Bitcoin trades continuously on exchanges around the world and is stored electronically in “wallets”. However, having online wallet providers introduces an extra risk factor that cannot be ignored. One such example is the security breach at Mt. Gox in 2011. At the time, Mt. Gox was handling around 70% of all Bitcoin transactions and one day it declared that around 850,000 Bitcoins had been stolen. Soon after, the exchange suspended trading and filed for bankruptcy. There have also been numerous occasions over the past years, where Bitcoins were stolen from exchanges, and It’s this potential security vulnerability that makes many people skeptical when it comes to crypto-currencies.
BTC is now widely used worldwide and it’s the market-leader in crypto-currencies. However, there is a long list of alternate crypto-currencies that are eager to grab market share and challenge Bitcoin’s dominance. It’s probable that once the 21 million Bitcoin ceiling becomes severely limiting, users will turn to other crypto-currencies, effectively increasing the global supply. Most importantly though, Bitcoin has one big drawback: it can only handle a few transactions per second globally. Compared to thousands of transactions per second for credit cards, this looks like a severely limiting constraint. Furthermore, Bitcoin is seeing very high price volatility and this is a severe setback for people who want to use it as a store of value. Having said all that, Bitcoin enjoys cult status among crypto-currency fans and BTC accumulation may always be their ultimate goal, and it’s clear so far that whenever there are times of turmoil, there are decent flows out of alt-coins and into Bitcoin.
We see two risks to Bitcoin: (1) its substitution and/or parallel use by other crypto-currencies, where the transaction limitation outlined above could be the main reason why Bitcoin might be replaced by newer and much more advanced crypto-currencies in the future (2) the resistance by governments and authorities, as crypto-currencies can pose an direct threat to fiat currencies.
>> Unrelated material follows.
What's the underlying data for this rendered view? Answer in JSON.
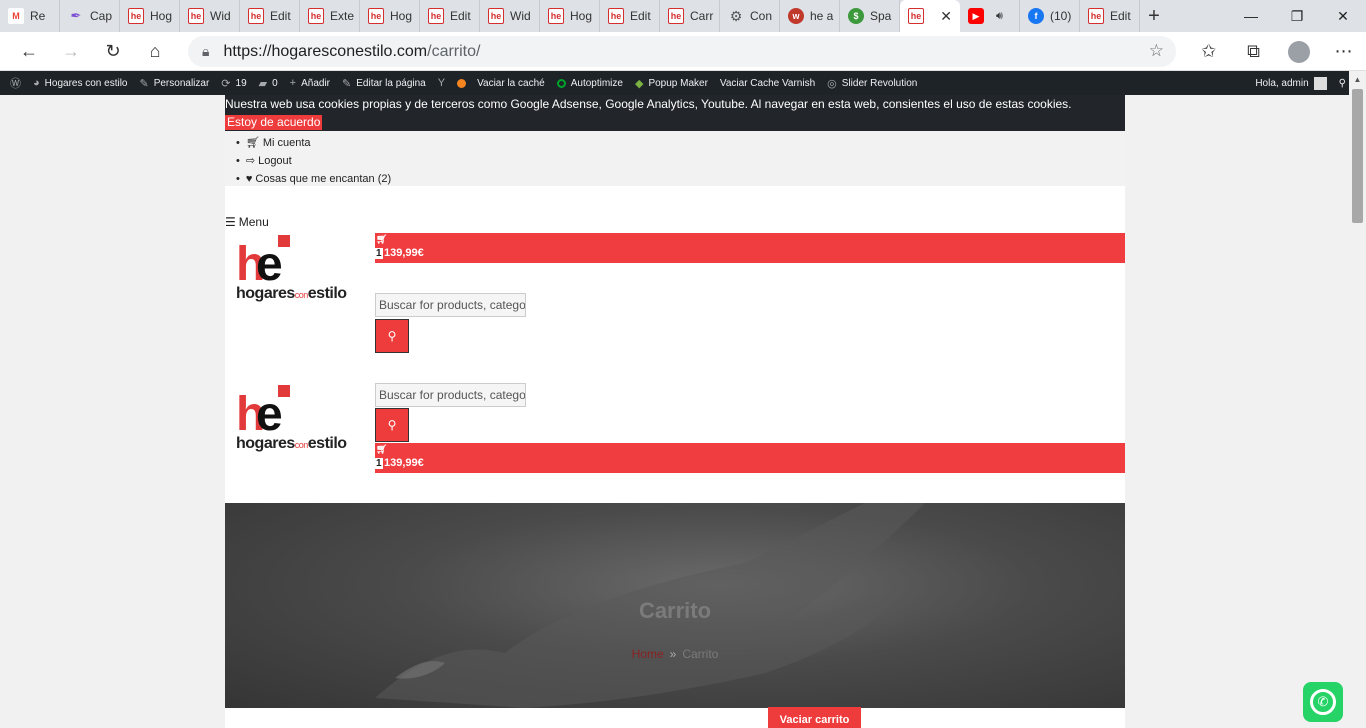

In terms of price action, it was a crazy parabolic ride since the start of 2017, with each new price milestone being gobbled up in a total buying frenzy. However, in late 2017 and 2018 crypto-currencies witnessed a major reversal. There will always be serious arguments against all the major reasons why people want to hold cryptos as an investment. However, the unprecedented easing and money/credit creation by all major central banks should theoretically overcome all of the issues. In the medium term, the resulting asset price inflation should be a strong wave that takes cryptos with it, and Bitcoin should see higher prices as a result.